The next day the sea looked strange to her as she sipped her morning tea. It looked strange as she ate the last of the biscuits. It looked strange as she polished the glass of the light and fixed a crack near the foundation. It just looked strange.

There was nothing she could pick out specifically though. The color was normal, a deep turquoise blue. The waves were back to being friendly and rhythmic. The gulls floated lazily overhead. Fish jumped.Pelicans swooped. Dolphins played, and the water sparkled as it dashed against her favorite rocks. Everything was as it should be.

Except that it wasn’t.

She couldn’t unsee those sailors’ faces. She couldn’t help but want to turn her head from the shoreline lest she see their broken bodies. She knew the sea was unkind and demanding. That was one of the rules of nature and she had seen it play out a thousand times with the birds and the fish and the whales. She knew Father had lost men before. Hell, she had too. Sailors she rescued would list missing men in the hopes that miraculously they had survived and would be found. She knew they never were. And though she knew she had saved over twenty, she dared not think how many she had unknowinglylost.

The only reason that she could imagine for why this time was different was that she had seen their faces and heard their voices. Or perhaps it was because her own survival had been so unlikely, so improbable, that it seemed unfair that she should live and they should die.

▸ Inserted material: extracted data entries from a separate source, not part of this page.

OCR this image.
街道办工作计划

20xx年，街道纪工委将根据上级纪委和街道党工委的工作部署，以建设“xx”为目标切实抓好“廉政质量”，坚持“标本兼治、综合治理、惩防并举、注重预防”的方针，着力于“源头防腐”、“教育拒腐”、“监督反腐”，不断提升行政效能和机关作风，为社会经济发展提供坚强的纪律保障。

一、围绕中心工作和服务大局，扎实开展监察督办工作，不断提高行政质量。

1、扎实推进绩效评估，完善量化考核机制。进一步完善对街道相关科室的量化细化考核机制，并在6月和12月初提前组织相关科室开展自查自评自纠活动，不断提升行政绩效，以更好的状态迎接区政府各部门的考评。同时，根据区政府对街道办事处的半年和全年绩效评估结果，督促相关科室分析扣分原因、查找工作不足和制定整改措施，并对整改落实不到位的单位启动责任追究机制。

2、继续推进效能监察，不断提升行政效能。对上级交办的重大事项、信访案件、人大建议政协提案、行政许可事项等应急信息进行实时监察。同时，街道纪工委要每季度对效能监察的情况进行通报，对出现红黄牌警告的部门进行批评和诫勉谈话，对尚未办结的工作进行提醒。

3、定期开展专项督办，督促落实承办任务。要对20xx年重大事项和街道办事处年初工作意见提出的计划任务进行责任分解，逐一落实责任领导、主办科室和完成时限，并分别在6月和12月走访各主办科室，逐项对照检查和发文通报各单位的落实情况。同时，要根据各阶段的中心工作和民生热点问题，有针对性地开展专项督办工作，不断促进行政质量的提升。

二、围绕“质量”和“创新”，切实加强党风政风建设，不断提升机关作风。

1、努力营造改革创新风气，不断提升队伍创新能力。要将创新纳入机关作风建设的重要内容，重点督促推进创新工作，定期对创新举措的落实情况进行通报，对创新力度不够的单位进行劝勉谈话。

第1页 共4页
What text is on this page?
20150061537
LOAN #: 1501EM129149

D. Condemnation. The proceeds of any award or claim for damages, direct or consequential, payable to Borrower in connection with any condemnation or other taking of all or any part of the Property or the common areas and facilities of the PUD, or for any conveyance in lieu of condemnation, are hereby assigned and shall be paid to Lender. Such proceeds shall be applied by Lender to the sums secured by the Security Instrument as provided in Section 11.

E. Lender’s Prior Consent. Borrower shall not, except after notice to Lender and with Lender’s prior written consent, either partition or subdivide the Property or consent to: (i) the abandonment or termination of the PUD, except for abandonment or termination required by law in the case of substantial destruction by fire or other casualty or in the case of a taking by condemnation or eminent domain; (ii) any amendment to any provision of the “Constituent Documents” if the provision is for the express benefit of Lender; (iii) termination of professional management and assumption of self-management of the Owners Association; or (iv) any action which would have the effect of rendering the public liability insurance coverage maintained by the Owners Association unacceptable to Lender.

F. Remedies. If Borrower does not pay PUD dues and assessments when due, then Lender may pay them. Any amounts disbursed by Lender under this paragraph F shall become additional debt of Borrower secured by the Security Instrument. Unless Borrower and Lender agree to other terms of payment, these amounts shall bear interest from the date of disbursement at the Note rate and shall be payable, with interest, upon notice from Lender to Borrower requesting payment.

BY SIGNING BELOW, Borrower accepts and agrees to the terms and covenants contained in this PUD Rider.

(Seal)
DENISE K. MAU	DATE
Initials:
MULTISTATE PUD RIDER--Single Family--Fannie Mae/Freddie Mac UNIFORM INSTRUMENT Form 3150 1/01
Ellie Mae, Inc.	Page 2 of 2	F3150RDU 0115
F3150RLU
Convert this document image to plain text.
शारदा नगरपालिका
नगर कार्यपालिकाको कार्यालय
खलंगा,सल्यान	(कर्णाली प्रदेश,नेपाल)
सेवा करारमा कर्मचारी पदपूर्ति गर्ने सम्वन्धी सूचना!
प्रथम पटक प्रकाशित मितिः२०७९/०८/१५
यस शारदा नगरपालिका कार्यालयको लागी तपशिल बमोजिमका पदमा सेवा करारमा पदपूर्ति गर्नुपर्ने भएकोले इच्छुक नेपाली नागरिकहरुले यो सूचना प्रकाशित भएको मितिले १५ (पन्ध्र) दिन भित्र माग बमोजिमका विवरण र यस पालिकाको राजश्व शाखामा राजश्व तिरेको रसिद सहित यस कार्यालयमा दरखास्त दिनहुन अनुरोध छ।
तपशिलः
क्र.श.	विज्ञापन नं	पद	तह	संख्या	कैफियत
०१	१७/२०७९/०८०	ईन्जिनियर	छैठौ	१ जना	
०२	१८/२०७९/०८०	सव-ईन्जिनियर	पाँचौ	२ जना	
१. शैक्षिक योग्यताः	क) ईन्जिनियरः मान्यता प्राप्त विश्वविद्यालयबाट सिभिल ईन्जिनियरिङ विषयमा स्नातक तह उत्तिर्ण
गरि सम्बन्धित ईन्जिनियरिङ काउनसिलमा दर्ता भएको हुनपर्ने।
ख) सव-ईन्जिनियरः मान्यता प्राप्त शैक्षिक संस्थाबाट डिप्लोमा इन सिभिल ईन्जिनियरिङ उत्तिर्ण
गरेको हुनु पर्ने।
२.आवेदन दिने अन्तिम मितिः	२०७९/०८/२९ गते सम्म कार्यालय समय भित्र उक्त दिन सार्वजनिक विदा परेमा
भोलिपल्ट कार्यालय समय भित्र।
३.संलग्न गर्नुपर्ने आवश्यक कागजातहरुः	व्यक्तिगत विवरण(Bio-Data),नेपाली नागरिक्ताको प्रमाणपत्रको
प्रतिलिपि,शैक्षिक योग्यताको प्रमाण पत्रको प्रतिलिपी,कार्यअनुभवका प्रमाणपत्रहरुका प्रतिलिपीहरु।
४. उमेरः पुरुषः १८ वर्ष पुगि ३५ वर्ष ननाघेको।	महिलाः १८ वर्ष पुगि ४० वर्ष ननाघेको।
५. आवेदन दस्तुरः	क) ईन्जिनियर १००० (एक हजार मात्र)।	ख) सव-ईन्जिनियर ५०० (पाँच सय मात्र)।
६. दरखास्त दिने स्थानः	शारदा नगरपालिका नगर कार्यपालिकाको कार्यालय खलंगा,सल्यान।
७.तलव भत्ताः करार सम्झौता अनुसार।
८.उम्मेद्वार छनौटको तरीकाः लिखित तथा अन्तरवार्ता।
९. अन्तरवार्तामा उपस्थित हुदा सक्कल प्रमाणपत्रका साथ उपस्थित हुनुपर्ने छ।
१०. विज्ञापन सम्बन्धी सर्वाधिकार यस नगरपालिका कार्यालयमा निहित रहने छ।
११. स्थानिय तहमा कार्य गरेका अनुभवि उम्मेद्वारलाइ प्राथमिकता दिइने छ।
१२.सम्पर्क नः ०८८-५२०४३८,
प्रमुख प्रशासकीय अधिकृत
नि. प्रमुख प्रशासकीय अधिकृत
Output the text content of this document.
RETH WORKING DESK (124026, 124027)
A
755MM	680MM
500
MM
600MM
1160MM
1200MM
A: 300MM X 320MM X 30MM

And now, staring at her closest—and really only—friend, the sea, she felt…betrayed.

The realization came slowly and it felt ridiculous. What right did she have to be mad at the sea after all it had given her? How could she be mad at something for its own tumultuous nature? That was how the sea was. It churned and it changed, never the same from day to day and never leaving what it touched the same either.

But why would it let her live and not the others? It made no sense and it actually hurt to think about. For even if she considered the sea her friend, she knew it didn’t think the same. It should have been as impartial to her as to them, so why,why,had it claimed them and not her?

She wondered if the guilt she would have felt if she had not gone out would have been the same as this. The result was certainly the same, but she imagined if she hadn’t stepped up when needed, she would have never been able to face this lighthouse or the sea again.